At last weekend’s Family Tree DNA 5th International Conference on Genetic Genealogy for Project Administrators, Thomas Krahn, Technical Laboratory Manager of Family Tree DNA’s Genomics Research Center in Houston, discussed Null Alleles and also presented an update on the “Walk Through the Y” project.
Thomas Krahn and Bennett Greenspan
SOURCE: Thomas Krahn and Bennett Greenspan (Houston, Harris County, Texas). Photographed by Stephen J. Danko on 15 March 2009.
Thomas defined null alleles as a mutant copy of a gene that completely lacks that gene’s normal function. The mutation can be an error in the promoter, or an error in transcription or translation.
At Family Tree DNA, scientists are looking for null alleles in junk DNA, rather than in genes. These null alleles represent a DNA segment of good quality, limited to the two primer pairs of a polymerase chain reaction (PCR) that doesn’t yield a PCR product in some biological samples, while all other samples of that kind show a clear, detectable signal with the same PCR reaction.

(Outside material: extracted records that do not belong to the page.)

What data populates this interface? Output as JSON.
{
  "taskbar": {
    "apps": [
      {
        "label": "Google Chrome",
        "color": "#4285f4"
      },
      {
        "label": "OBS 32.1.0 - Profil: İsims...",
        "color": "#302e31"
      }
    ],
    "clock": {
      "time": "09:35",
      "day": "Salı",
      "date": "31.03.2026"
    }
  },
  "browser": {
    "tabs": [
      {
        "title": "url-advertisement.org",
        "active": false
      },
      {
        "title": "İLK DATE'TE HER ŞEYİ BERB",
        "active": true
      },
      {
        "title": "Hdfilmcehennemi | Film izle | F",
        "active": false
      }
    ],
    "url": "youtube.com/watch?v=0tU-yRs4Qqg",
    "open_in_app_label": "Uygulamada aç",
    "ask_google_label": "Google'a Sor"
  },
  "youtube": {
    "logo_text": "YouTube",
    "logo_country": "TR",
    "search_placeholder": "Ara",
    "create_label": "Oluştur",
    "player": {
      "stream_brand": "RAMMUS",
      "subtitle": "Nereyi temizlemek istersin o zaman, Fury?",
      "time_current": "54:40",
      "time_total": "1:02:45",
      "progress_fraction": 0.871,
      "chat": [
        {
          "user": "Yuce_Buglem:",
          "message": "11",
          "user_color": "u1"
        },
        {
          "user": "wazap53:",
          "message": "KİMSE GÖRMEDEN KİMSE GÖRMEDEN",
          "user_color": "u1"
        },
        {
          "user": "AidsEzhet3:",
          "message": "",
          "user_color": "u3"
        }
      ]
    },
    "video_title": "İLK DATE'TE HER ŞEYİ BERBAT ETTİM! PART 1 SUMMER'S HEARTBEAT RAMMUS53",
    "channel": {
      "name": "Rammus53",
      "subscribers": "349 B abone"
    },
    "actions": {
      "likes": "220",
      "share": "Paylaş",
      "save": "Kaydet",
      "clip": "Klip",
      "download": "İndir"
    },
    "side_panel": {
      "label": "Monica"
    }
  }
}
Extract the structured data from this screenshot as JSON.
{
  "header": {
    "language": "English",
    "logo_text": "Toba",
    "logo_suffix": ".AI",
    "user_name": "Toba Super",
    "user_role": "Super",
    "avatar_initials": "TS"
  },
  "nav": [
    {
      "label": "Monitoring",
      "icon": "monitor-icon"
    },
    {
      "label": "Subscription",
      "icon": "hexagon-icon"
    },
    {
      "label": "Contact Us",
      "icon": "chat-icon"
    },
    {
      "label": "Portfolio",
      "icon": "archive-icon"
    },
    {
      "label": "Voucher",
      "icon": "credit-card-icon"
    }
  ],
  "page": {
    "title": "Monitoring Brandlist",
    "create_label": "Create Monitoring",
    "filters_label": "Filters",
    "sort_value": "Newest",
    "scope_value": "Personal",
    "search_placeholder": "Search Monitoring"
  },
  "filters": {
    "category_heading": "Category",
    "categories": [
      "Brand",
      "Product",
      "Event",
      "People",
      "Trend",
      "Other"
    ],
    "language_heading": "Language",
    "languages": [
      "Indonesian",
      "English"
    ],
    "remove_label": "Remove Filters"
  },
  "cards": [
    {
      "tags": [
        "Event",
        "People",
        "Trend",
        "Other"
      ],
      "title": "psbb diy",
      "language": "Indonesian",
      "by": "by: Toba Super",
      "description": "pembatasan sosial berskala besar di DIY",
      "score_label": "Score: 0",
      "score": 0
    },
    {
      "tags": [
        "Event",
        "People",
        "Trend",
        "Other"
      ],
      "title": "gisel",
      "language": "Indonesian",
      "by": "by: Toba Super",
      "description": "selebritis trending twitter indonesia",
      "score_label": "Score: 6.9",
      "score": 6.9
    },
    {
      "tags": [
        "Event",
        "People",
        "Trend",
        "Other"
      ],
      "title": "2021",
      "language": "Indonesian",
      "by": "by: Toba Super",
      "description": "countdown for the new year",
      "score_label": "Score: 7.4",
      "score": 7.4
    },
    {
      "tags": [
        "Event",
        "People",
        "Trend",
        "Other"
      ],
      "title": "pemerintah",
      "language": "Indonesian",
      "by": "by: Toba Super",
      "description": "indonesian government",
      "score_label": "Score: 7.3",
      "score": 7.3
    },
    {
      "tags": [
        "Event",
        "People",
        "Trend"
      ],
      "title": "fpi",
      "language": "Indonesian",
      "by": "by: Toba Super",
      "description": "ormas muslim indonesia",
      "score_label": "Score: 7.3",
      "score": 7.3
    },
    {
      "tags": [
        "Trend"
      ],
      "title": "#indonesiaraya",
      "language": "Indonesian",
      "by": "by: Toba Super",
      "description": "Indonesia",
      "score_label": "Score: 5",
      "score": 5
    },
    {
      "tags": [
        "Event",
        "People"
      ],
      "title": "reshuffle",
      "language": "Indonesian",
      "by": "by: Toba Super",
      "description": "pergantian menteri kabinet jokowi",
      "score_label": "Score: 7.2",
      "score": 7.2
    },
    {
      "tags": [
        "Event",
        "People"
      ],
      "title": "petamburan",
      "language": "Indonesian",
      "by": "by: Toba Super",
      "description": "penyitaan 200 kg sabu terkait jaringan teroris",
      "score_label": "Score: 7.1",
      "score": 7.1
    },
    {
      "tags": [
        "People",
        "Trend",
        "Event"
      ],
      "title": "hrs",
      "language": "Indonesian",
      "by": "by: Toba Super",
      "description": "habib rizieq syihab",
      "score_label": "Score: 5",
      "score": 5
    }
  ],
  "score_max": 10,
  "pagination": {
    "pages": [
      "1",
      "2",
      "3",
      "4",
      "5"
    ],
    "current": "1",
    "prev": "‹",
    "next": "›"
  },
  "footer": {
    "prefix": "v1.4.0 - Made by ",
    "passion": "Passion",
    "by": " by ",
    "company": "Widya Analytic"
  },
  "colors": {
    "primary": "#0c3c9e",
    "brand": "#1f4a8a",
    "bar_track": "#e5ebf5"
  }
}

Described in this way, null alleles can result from a bad DNA template, a situation where the assay doesn’t work, or the detection method fails.
Occasionally null alleles are detected at one of the two laboratories (Arizona and Houston) but not the other, because the two labs use different primers.
In another case (DYS448), the primers worked, the PCR worked, but still resulted in a null allele. DYS448 had lost a whole segment of DNA. The mutation was stable and non-lethal.
In the “Walk Through the Y” project, Family Tree DNA intends to look for public and private single nucleotide polymorphisms (SNPs) by sequencing 100 kB of the Y chromosome from selected individuals. The project is open to the public at a cost of $750. Results will have a six week turnaround time.